CycleGAN training loop

Defines the loss and training loop functions/classes for CycleGAN.
set_seed(999, reproducible=True)

The Loss Function

Let’s start out by writing the loss function for the CycleGAN model. The main loss used to train the generators. It has three parts: - the classic GAN loss: they must make the discriminator believe their images are real. - identity loss: if they are given an image from the domain they are trying to imitate, they should return the same thing - cycle loss: if an image from domain A goes through the generator that imitates domain B then through the generator that imitates domain A, it should be reconstructed as the same initial image.

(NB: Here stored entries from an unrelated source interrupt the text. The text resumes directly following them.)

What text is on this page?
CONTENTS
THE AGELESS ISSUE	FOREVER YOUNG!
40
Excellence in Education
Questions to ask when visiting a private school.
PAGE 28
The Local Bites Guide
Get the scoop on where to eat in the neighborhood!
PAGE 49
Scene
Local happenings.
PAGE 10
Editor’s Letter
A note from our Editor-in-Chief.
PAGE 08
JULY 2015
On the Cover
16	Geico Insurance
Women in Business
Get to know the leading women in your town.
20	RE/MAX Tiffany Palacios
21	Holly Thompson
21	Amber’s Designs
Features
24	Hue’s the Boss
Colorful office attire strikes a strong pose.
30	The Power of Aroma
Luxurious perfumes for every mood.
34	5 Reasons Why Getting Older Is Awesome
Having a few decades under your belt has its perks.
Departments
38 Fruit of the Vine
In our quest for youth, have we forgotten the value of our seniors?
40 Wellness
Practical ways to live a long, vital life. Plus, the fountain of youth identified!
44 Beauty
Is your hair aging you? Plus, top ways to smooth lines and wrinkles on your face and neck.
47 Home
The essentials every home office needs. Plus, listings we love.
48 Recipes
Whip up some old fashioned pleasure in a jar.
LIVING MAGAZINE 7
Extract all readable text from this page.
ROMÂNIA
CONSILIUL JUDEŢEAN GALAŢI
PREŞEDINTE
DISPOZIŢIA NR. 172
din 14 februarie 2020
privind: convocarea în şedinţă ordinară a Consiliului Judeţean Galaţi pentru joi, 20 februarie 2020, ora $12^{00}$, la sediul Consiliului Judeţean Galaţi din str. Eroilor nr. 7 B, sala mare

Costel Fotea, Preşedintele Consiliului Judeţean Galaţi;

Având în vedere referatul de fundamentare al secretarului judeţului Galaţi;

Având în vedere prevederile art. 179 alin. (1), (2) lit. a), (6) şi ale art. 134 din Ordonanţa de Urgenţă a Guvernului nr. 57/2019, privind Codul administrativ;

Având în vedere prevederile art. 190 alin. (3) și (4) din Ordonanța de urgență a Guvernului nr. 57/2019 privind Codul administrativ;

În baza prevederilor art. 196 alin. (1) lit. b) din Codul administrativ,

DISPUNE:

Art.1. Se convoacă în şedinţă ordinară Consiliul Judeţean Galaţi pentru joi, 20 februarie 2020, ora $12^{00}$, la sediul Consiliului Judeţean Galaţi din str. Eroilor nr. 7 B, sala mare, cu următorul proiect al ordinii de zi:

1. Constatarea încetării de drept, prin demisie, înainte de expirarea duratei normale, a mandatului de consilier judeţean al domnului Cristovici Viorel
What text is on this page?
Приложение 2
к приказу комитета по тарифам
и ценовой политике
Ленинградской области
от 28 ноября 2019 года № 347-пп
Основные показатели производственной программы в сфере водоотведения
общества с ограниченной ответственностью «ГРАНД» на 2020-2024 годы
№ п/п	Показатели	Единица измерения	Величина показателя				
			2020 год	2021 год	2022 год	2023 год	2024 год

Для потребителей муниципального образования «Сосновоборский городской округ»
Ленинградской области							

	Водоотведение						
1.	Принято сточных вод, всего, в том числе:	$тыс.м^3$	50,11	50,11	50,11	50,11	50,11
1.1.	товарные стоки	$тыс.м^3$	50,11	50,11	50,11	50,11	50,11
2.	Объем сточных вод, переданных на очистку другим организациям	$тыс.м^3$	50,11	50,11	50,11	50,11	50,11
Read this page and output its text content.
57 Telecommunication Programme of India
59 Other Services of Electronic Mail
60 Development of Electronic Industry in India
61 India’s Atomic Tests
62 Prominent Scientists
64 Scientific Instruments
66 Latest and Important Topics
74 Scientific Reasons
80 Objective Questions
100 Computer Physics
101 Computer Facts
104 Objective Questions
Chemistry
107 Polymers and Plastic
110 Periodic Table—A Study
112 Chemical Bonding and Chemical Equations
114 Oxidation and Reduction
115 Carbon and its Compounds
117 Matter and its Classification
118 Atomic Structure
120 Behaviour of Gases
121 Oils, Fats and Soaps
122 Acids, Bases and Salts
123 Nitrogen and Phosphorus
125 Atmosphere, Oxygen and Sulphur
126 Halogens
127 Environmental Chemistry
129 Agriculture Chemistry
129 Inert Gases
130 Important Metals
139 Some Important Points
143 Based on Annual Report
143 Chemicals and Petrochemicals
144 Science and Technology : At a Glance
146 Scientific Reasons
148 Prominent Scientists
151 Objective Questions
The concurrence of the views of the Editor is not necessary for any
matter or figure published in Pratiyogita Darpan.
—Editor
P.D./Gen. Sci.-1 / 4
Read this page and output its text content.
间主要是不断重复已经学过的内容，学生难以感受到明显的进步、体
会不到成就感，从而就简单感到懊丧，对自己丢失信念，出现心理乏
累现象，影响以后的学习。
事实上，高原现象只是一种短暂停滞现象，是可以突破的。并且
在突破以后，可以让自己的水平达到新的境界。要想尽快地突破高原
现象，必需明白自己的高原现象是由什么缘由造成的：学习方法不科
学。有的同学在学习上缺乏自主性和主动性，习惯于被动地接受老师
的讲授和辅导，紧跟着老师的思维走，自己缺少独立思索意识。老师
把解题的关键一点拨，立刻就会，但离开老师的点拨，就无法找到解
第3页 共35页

Same for domain B and switching the generators


source

CycleGANLoss

 CycleGANLoss (cgan:torch.nn.modules.module.Module, l_A:float=10.0,
               l_B:float=10, l_idt:float=0.5, lsgan:bool=True)

CycleGAN loss function. The individual loss terms are also atrributes of this class that are accessed by fastai for recording during training.

Attributes:

self.cgan (nn.Module): The CycleGAN model.

self.l_A (float): lambda_A, weight of domain A losses.

self.l_B (float): lambda_B, weight of domain B losses.

self.l_idt (float): lambda_idt, weight of identity lossees.

self.crit (AdaptiveLoss): The adversarial loss function (either a BCE or MSE loss depending on lsgan argument)

self.real_A and self.real_B (fastai.torch_core.TensorImage): Real images from domain A and B.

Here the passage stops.